Setelah Sinta pergi, kuperiksa panci tempat sup tadi. Astaga! Ternyata sup nya tinggal sedikit, hanya cukup untuk si bungsu yang belum sarapan.
Perasaan marah dan kesal bercampur menjadi satu. Aku diam tapi Sinta malah semakin menjadi. Masak nasi sudah di rumahku, lauknya pun dari rumahku. Memang gak ada otaknya jadi manusia.
Aku berusaha menetralkan emosiku. Berusaha untuk tetap tenang menghadapi semua ini. Lihat saja, nanti akan kubalas.
***
Mas Bayu sudah pulang dari kantor, giliranku untuk menjemput Nindy di TPA. Sebelum pergi, sengaja kuhidangkan lauk di atas meja. Telur dadar yang sudah dibumbui dengan garam yang sangat banyak. Pasti nanti Sinta akan mengambilnya saat aku keluar rumah.
Rasakan kamu Sinta, emang enak. Aku senyum-senyum sendiri membayangkan expresi si Sinta saat makan telur dadar itu.
"Mas, itu ada telur dadar di atas meja makan, nanti kalau Sinta datang mengambilnya biarkan saja ya Mas. Aku sengaja masak agak banyak hari ini, biar bisa sedikit berbagi. Jangan dimakan ya Mas, aku sudah menyiapkannya di tempat lain untuk kita." Aku berpesan kepada suamiku dan segera pergi menjemput Nindy dan tak sabar ingin segera pulang.
***
Ternyata dugaanku benar, Sinta datang disaat aku keluar rumah. Aku sudah hapal betul kelakuannya. Diam-diam selalu mengambil apa saja dari rumahku saat aku pergi.
Sinta sudah mengambil telur tersebut. Telur dadar yang sudah ku bumbui dengan garam yang sangat banyak.

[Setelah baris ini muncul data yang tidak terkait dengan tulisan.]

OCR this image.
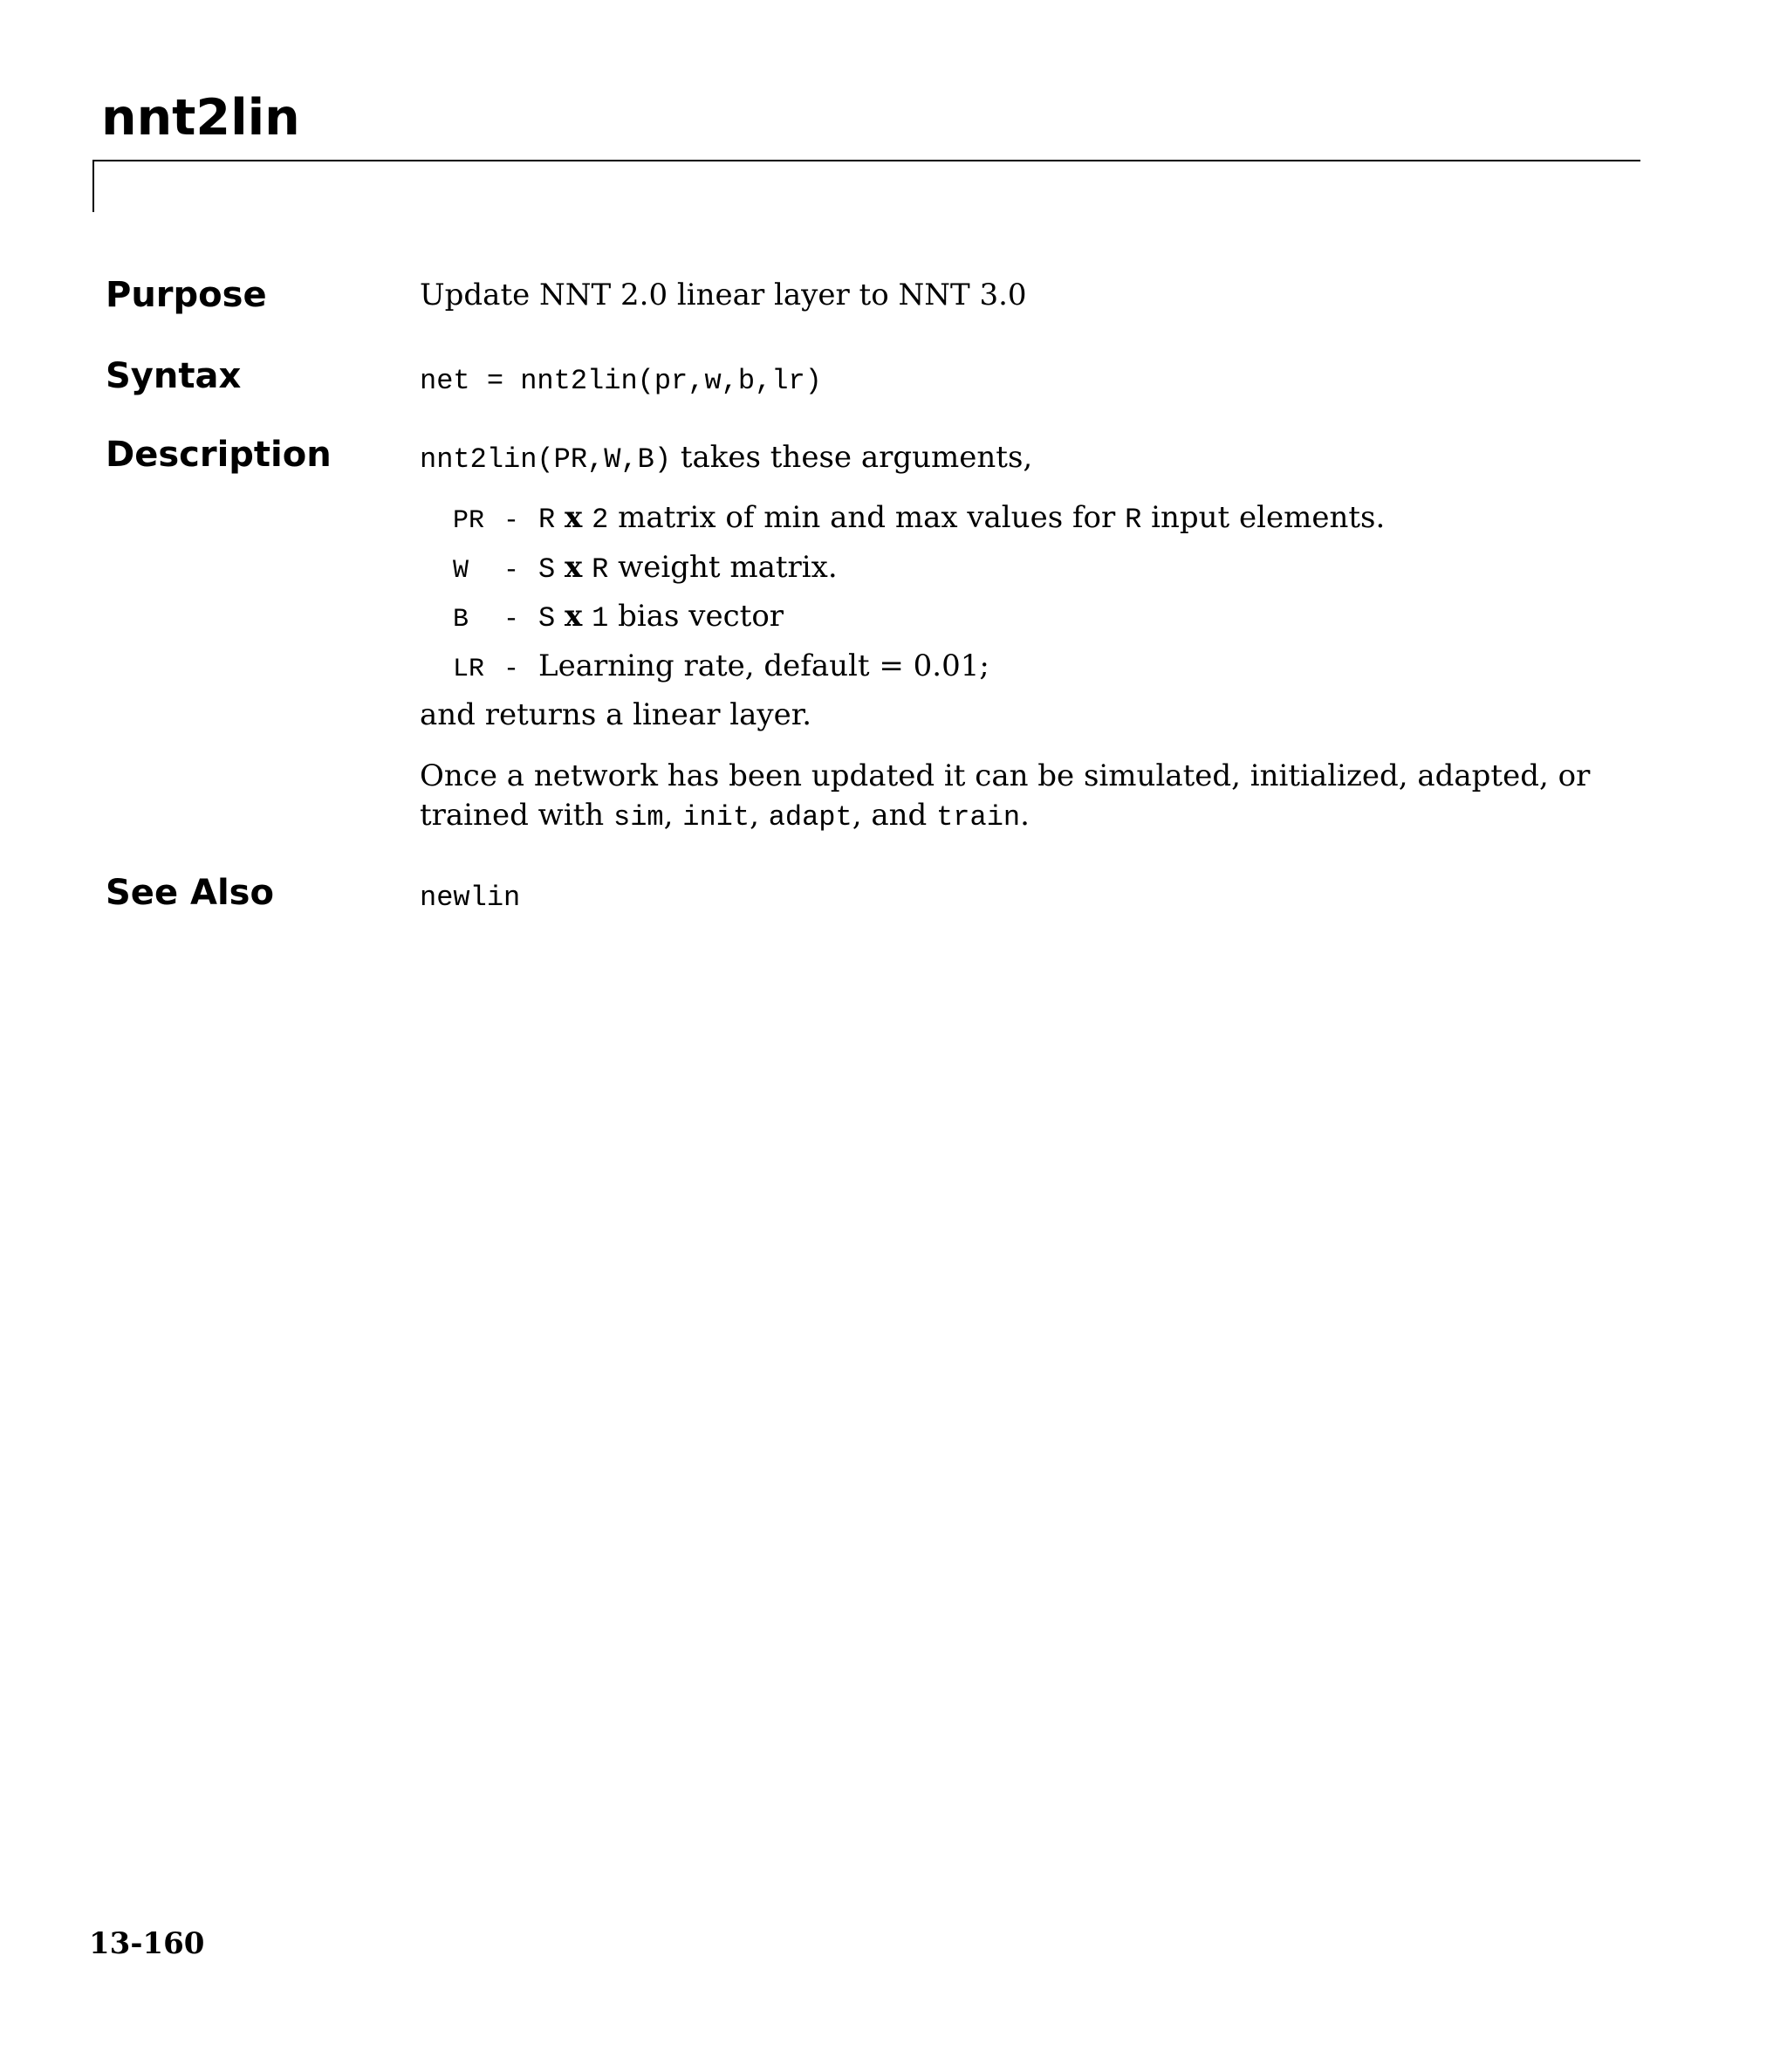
nnt2lin
Purpose	Update NNT 2.0 linear layer to NNT 3.0
Syntax	net = nnt2lin(pr,w,b,lr)
Description	nnt2lin(PR,W,B) takes these arguments,
PR - R x 2 matrix of min and max values for R input elements.
W - S x R weight matrix.
B - S x 1 bias vector
LR - Learning rate, default = 0.01;
and returns a linear layer.
Once a network has been updated it can be simulated, initialized, adapted, or
trained with sim, init, adapt, and train.
See Also	newlin
13-160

Sekali-kali harus di gituin, biar tahu rasa. Emang enak. Hatiku lebih lega sekarang, bisa ngerjain si Sinta, si tukang minta itu.
Beristirahat sejenak, menghilangkan kejenuhan. Seharian memikirkan cara agar bisa membalas si Sinta membuatku sedikit lelah. Semoga kali ini dia sadar dan tidak akan pernah menggangguku lagi. Misi sudah selesai, saatnya bersantai.
Duduk di ruang tengah, menemani Mas Bayu menonton TV sambil nyuapin si bungsu.
Tok tok tok!
Tiba-tiba terdengar bunyi pintu diketuk dengan sangat kencang, membuatku dan Mas Bayu terkejut.
"Desi … Desi …." Suara laki-laki memanggil namaku dari luar.
Mas Bayu segera membuka pintu dan melihat siapa yang memanggil-manggil namaku tersebut.
"Mana istrimu si Desi? Dia harus bertanggung jawab!" Suara itu mengagetkanku dan anakku, si bungsu menangis karena ketakutan mendengarnya. Ya, itu suara Mas Bima--suaminya Sinta.
Aku segera menggendong dan mene.nangkan anakku, supaya tidak menangis lagi.
"Ada apa, Mas Bima? Kenapa Mas mencari istri saya?" Mas Bayu balik bertanya, tapi sepertinya Mas Bima tidak menghiraukannya. Mas Bima terus saja berteriak memanggil namaku.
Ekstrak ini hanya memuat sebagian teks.